On why more competitors vying for business doesn't mean better prices in health care

"Initially, the whole trend to consolidate hospitals made a lot of sense, the way it does in any industry. You join together, you have efficiencies of scale in purchasing [so] not every hospital has to buy its own laundry sheets, not every hospital has to do heart surgery.

But what you see over time is consolidation reaches a tipping point, so that in many markets there's only one or two hospital systems left. And at that point, they do what any big organization does when it can control price: ... they say, this is what we're going to charge. And guess what? If you're a patient, you're not very well-positioned to say wow, if I'm in San Francisco, I see it's cheaper in L.A., I'm going to go there ... It's not like you're shopping around for health care ...

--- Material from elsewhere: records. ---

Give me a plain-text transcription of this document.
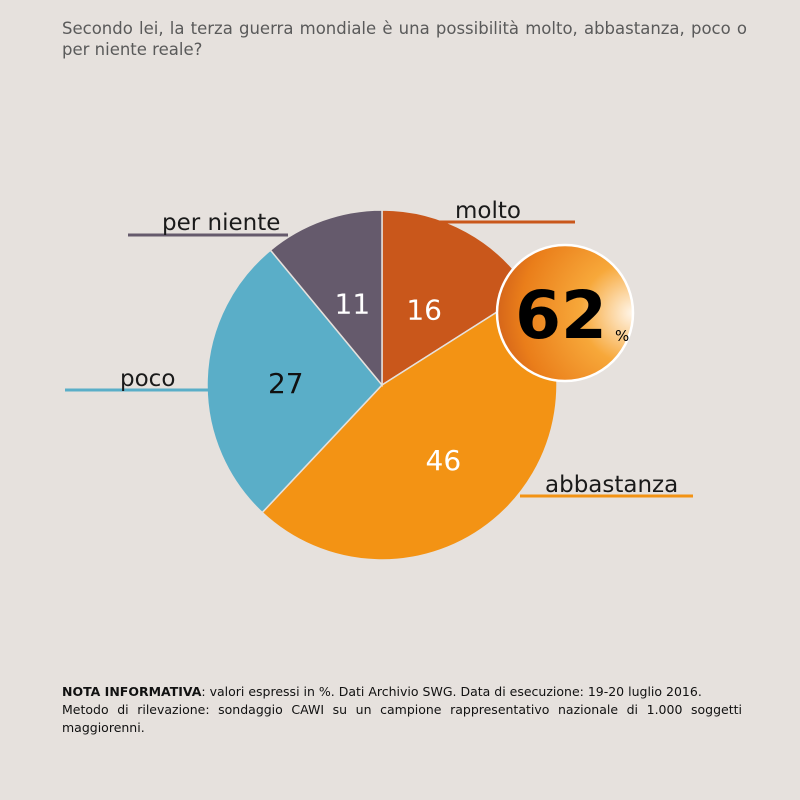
Secondo lei, la terza guerra mondiale è una possibilità molto, abbastanza, poco o per niente reale?
16
molto
46
abbastanza
27
poco
11
per niente
62 %

NOTA INFORMATIVA: valori espressi in %. Dati Archivio SWG. Data di esecuzione: 19-20 luglio 2016.

Metodo di rilevazione: sondaggio CAWI su un campione rappresentativo nazionale di 1.000 soggetti maggiorenni.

I think people should say to their physicians for example, if I need a blood test, please send me to a lab that's in-network so I don't incur out-of-network charges. Or if you tell me I need my elbow X-rayed, you should know physicians, which X-ray facility does that at the cheapest price. Because as we've seen in multiple papers now, one facility and another three blocks apart can be 100 percent different in price ... my challenge to physicians is to say, you're not going to send patients to the one that charges $1000. You can say to them sorry, my business isn't going to you anymore."

On the belief that the free market is best for health care

"To have a free market, you need prices — price transparency — so people can make choices. You need the ability to actually choose where you go. You need information ... So [health care now is] not a good market.

I mean if we look what a market looks like: Say you want to buy a Prius. You can go to five different Prius dealers and find out what it's going to cost and it won't cost a hundred times as much to buy a Prius in New Mexico as it does in New Jersey. So this is not a functional market. And I don't know that a functional market will ever solve this, because health care isn't a choice in many cases. For a functional market, I need to be able to go into the grocery store and say, blueberries are really expensive, I'm not going to buy them right now."

On if a single-payer solution would work in America

"Our decision is, is it in line with our cultural values? And everyone says, 'Oh no, we couldn't do a single-payer here.' I would say it doesn't line up perfectly, but our current health system is such a mess and people are so frustrated that in fact, a lot of physicians now are in favor of single-payer. So that's the crucial switch that usually flips when a country moves in that direction."

This article was originally published on April 12, 2017.

This segment aired on April 12, 2017.